I used to scrape craigslist for local offers. Many times I needed to be the first to call, so I wanted my script to get the numbers.
In about five minutes I came up with an algorithm that defeated most of the obfuscation tricks of the time:
Strip whitespace, convert "five" to 5, remove special characters, and look for ten consecutive digits in the body text. Maybe a couple of small tweaks after that like removing text between digits.

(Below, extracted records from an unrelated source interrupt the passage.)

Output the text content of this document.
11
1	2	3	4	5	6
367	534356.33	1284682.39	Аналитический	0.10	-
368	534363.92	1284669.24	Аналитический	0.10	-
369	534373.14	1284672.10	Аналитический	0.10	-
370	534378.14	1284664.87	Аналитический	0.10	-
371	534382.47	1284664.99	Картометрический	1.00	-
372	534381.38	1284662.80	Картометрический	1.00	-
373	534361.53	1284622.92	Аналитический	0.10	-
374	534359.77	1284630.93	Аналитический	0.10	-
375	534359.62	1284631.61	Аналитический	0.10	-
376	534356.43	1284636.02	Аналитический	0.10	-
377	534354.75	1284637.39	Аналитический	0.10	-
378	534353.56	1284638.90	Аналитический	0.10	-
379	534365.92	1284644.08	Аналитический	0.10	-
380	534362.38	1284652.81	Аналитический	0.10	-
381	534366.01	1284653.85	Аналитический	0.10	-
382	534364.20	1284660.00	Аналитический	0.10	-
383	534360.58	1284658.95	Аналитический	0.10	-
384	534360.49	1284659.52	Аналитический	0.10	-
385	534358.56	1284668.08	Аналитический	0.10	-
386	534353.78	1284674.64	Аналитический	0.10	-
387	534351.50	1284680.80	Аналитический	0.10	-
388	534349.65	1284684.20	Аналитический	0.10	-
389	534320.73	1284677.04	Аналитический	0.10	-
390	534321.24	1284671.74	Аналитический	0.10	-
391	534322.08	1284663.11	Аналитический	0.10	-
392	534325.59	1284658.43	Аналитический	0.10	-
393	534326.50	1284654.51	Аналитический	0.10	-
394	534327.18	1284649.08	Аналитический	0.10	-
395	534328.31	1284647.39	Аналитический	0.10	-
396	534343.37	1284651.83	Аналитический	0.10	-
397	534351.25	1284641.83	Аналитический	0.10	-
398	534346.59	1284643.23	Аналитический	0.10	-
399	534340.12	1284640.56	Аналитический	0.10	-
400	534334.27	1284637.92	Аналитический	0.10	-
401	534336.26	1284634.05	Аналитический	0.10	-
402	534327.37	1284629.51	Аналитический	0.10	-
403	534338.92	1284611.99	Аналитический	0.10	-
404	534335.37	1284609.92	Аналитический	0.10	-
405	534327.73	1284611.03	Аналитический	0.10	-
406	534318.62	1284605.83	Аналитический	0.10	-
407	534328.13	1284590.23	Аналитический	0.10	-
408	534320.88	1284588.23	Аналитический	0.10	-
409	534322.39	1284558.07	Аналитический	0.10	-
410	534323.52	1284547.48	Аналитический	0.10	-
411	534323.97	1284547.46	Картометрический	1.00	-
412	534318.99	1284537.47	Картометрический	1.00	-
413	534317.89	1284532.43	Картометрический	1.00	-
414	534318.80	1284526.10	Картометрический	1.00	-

Most people, when they invent their little unique scheme, invent one that is already defeated by the algorithm above. At least for phone numbers.
Anyway, all that to say you're right, it never worked.
Spammers aren't that smart, they will absolutely go where the bar is at its absolutely lowest, if not missing entirely. Just changing your SSH server to operate a port that is not 22 is going to stop most if not all random login attempts.
I wouldn’t characterize that example as “not smart” to be honest. I’m not particularly smart, but if someone has gone through the trouble of changing their secure socket port from 22, I would realize there would be more work and time involved in finding the actual port, and then it would be a safe assumption that, if found, it would have significantly more security hardening than the average port 22 because clearly the admin knows enough to change ports. So I might even characterize it as smart to not go after ssh ports that are not 22.
The reason is different. When you need to scan 5 million IPs on 22 port is one thing, but 5 million IPs times 100 or 1000, then you simply run out of resources and since 99% of people use 22, why bother?